Carl Gustav von Sengbusch was the son of the merchant Wilhelm von Sengbusch. The pastor Alexander von Sengbusch was his uncle. Carl Gustav von Sengbusch took over the A. G. Sengbusch cork factory from his father , the company of which was founded by his grandfather, the Riga mayor Alexander Gottschalk von Sengbusch .

Column hall of the Riga Cathedral Museum

Carl Gustav von Sengbusch's importance, however, lies more in the cultural-historical context. As a collector and patron, he made a special contribution to the Cathedral Museum in Riga. From 1890 he was a member of the Museum Council for the Arms of the Middle Ages. The exhibition room of the arms collection of the cathedral museum was named after him Carl Gustav von Sengbusch-Saal . The Empire Room and the reorganization of the prehistoric collections by the Berlin prehistorian Max Ebert (1913/1914) were also funded by him. Sengbusch was honored in 1913 with a marble plaque in the conference room of the museum. Sengbusch was a museum inspector in Riga from 1901 to 1924 and one of the directors of the picture gallery in Riga from 1890 to 1924.

His father Wilhelm von Sengbusch had received a large art collection of over two hundred paintings from his father-in-law, the Riga merchant Friedrich Wilhelm Brederlo (1779–1862).

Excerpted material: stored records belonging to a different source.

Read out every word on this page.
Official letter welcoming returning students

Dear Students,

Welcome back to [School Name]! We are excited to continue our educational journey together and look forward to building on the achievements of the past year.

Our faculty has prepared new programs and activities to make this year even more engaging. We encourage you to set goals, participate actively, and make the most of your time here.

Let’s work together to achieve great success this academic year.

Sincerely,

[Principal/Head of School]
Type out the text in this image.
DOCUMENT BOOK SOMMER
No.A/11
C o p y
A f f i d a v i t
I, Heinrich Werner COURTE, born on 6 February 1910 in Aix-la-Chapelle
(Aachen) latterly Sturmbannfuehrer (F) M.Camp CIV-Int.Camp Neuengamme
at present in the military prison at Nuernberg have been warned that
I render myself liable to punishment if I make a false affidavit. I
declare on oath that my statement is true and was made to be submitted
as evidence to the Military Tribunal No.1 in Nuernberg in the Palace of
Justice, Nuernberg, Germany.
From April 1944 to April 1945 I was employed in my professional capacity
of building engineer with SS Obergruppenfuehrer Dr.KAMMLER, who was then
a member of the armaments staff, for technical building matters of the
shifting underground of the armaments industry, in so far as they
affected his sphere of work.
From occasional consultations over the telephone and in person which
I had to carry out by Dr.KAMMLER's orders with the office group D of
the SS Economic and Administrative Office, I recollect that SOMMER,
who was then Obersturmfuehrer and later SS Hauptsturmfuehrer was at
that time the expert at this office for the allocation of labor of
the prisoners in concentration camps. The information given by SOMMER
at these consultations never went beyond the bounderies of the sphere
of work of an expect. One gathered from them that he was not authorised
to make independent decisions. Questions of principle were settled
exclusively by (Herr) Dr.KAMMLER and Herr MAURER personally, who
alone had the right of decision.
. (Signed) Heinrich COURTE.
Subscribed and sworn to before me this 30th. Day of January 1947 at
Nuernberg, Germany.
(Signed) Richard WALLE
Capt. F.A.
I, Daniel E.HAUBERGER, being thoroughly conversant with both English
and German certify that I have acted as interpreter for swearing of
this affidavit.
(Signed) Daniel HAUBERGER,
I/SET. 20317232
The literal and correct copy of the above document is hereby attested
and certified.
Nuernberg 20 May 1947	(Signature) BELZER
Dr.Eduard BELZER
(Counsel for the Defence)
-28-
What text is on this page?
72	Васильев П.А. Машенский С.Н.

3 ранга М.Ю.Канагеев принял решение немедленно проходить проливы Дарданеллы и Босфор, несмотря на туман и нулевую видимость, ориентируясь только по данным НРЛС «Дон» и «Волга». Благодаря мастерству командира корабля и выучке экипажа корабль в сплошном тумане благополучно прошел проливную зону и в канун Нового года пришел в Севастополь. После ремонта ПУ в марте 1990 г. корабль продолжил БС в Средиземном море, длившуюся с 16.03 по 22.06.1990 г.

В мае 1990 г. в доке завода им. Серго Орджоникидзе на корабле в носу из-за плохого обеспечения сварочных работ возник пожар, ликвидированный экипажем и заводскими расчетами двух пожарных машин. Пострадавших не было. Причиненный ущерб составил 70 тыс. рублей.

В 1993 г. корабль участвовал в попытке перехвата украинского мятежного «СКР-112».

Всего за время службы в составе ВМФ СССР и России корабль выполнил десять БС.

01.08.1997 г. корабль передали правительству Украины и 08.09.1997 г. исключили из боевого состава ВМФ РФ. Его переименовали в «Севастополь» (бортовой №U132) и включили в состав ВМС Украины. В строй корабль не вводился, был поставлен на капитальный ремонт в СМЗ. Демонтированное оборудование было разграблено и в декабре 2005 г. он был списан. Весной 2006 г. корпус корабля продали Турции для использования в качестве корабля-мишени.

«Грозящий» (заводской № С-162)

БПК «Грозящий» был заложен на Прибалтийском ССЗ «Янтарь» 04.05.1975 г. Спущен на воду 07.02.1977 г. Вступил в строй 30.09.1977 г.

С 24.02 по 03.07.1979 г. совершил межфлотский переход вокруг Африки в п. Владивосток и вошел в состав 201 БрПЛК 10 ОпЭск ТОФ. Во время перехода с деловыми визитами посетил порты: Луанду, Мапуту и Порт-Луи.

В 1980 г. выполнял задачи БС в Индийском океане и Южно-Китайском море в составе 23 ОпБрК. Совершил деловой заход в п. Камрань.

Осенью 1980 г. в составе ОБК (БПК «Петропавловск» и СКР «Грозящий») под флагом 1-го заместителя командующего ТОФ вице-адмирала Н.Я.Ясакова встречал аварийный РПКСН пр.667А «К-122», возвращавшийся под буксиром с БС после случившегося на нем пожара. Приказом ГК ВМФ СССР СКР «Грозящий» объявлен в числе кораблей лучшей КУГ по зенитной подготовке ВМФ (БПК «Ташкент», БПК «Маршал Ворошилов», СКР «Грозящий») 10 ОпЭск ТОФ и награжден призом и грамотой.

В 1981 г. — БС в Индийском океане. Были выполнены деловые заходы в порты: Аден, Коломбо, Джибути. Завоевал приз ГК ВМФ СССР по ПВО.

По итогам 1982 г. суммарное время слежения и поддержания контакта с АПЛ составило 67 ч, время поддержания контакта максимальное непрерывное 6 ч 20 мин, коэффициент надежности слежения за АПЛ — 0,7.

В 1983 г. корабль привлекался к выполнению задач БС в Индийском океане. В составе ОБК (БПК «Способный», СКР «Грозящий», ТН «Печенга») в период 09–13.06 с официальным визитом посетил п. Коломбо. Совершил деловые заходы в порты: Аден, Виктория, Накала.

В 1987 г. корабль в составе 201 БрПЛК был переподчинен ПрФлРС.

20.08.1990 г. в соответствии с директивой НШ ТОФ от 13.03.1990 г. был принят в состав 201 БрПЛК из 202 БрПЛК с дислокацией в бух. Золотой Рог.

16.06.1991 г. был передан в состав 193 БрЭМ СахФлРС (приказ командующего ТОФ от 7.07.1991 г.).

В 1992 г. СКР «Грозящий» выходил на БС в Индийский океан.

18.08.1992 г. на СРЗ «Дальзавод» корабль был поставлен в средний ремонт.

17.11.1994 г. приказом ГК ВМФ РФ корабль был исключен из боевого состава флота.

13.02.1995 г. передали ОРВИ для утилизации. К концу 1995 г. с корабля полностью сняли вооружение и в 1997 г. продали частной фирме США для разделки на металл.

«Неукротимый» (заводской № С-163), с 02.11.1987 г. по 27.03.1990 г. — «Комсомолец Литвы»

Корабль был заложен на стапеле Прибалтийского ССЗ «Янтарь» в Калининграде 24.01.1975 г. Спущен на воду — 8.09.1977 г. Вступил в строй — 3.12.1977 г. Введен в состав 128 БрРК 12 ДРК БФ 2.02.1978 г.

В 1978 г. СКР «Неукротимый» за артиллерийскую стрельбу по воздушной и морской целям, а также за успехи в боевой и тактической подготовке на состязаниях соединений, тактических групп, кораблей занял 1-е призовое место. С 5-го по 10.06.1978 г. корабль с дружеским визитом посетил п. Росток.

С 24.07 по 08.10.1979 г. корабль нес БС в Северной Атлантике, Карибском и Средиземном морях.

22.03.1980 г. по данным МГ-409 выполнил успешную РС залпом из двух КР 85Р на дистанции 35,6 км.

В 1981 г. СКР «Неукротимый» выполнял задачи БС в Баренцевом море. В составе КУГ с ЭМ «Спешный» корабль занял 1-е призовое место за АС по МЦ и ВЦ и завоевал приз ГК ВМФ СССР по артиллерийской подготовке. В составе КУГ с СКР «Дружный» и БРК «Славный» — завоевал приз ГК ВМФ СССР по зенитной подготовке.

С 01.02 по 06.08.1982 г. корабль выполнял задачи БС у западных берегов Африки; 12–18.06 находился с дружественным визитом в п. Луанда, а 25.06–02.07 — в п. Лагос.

Brederloh's will from 1852 stipulated that the collection of his daughters, administered by his son-in-law Wilhelm von Sengbusch, would remain "undivided in its existence" and linked to Riga, otherwise it would be offered to the city of Riga. When the Art Museum in Riga opened in 1905, the entire collection was taken over as a permanent loan from the von Sengbusch family and was henceforth a central part of the painting collection of this museum (today in the Museum of Foreign Art (Riga) ). The von Sengbusch family was expelled from the Baltic States in 1940 on the basis of the German-Soviet border and friendship treaty ; when she was forced to resettle in 1940, she was allowed to take seven of the paintings with her. The remaining items in the collection were then transferred to Latvian state property by the government under Kārlis Ulmanis .

literature

  • Daiga Upenice, Werner von Sengbusch: Friedrich Wilhelm Brederlo Collection (in Latvian and German), 248 p., Riga 2002.